Unfortunately, it’s rarely that simple. Continuing down our existing path of increased population and prosperity will exacerbate the existing decline of the health of our ecosystems and biodiversity. Minor amendments here and there to ‘encourage’ more sustainable activities are not going to reverse that decline. In other words, the plan suffers from the problem of conflicting objectives. If the region’s planners want to conserve environmental assets (Objective 1), then they will need to be much more explicit about that in Objectives 2-21 as many of the strategies outlined in the plan will do little or nothing to achieve those environmental goals.

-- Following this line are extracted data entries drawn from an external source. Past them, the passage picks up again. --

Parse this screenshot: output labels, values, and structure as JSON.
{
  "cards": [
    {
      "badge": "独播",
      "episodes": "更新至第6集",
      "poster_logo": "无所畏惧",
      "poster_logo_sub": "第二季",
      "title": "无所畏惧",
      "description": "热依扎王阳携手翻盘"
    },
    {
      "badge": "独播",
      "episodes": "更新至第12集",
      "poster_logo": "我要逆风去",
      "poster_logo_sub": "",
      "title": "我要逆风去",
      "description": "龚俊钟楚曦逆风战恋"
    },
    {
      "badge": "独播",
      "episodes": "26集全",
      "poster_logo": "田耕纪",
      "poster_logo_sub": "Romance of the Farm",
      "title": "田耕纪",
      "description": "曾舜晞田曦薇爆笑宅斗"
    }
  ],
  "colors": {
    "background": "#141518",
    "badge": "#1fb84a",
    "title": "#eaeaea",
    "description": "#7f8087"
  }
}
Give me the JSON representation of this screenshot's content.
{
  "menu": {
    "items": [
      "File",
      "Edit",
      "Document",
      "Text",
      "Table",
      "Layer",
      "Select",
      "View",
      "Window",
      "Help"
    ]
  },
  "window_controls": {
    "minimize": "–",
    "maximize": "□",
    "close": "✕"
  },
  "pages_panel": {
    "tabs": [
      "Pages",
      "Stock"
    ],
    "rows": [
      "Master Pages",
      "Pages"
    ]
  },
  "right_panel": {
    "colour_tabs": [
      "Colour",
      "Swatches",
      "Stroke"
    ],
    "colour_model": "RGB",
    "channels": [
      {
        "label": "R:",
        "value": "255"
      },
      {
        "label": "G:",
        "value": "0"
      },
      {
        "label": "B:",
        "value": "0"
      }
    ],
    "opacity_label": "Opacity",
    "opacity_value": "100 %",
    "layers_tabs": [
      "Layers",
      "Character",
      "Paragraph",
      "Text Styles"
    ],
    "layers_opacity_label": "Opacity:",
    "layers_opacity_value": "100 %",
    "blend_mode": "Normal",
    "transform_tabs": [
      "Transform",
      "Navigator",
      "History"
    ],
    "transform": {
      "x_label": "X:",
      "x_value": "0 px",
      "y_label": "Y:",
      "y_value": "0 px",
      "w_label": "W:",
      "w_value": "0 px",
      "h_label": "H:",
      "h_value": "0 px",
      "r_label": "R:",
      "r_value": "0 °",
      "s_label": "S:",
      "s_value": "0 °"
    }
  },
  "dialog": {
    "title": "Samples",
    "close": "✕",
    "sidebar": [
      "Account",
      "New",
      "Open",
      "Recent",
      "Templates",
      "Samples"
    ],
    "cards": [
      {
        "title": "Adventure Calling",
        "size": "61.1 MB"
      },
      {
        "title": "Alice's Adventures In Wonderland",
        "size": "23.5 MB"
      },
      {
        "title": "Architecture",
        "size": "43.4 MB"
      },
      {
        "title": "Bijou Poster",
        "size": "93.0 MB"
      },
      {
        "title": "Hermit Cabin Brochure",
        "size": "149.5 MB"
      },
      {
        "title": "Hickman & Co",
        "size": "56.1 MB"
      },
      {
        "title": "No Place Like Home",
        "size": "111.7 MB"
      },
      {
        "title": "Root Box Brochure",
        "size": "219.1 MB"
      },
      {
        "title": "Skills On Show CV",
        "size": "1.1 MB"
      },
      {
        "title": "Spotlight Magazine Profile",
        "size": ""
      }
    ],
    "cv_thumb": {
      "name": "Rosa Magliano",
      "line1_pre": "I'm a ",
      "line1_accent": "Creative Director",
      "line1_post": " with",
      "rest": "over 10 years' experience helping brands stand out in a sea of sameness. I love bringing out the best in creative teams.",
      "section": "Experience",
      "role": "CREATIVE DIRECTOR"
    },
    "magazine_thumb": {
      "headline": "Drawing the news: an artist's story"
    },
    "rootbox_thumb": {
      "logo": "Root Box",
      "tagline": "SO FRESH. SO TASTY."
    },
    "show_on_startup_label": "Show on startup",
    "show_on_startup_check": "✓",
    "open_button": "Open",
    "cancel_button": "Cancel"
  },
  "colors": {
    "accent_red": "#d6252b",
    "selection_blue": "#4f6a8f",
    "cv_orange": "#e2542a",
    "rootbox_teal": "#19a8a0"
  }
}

Kerle, A. & D. Goldney (2019). Two hundred years of European land management in central western New South Wales: has this change affected biodiversity and the landscape. In Kinross, C., Goldney, D., Kerle, A. & B. Mactaggart (eds). Biodiversity Dreaming: Sustaining Nature and Agriculture after 200 years of European inland settlement in the Central West Region of New South Wales, Greening Bathurst.

Kinross, C., Goldney, D., Kerle, A. & B. Mactaggart (eds). (2019). Biodiversity Dreaming: Sustaining Nature and Agriculture after 200 years of European inland settlement in the Central West Region of New South Wales, Greening Bathurst.

Spooner, P.G., Firman, M. & Yalmambirra (2019) Travelling Stock Routes and Reserves (TSRs) and links to previous Indigenous pathways. In Kinross, C., Goldney, D., Kerle, A. & B. Mactaggart (eds.) Biodiversity Dreaming: Sustaining Nature and Agriculture after 200 years of European inland settlement in the Central West Region of New South Wales. Greening Bathurst.

SMH (2022) Sydney Morning Herald, Koalas officially an endangered species in NSW, Queensland, 11/2/2022

Washington, H. (ed.) (2017). Positive Steps to a Steady State Economy, Centre for the Steady State Economy, NSW.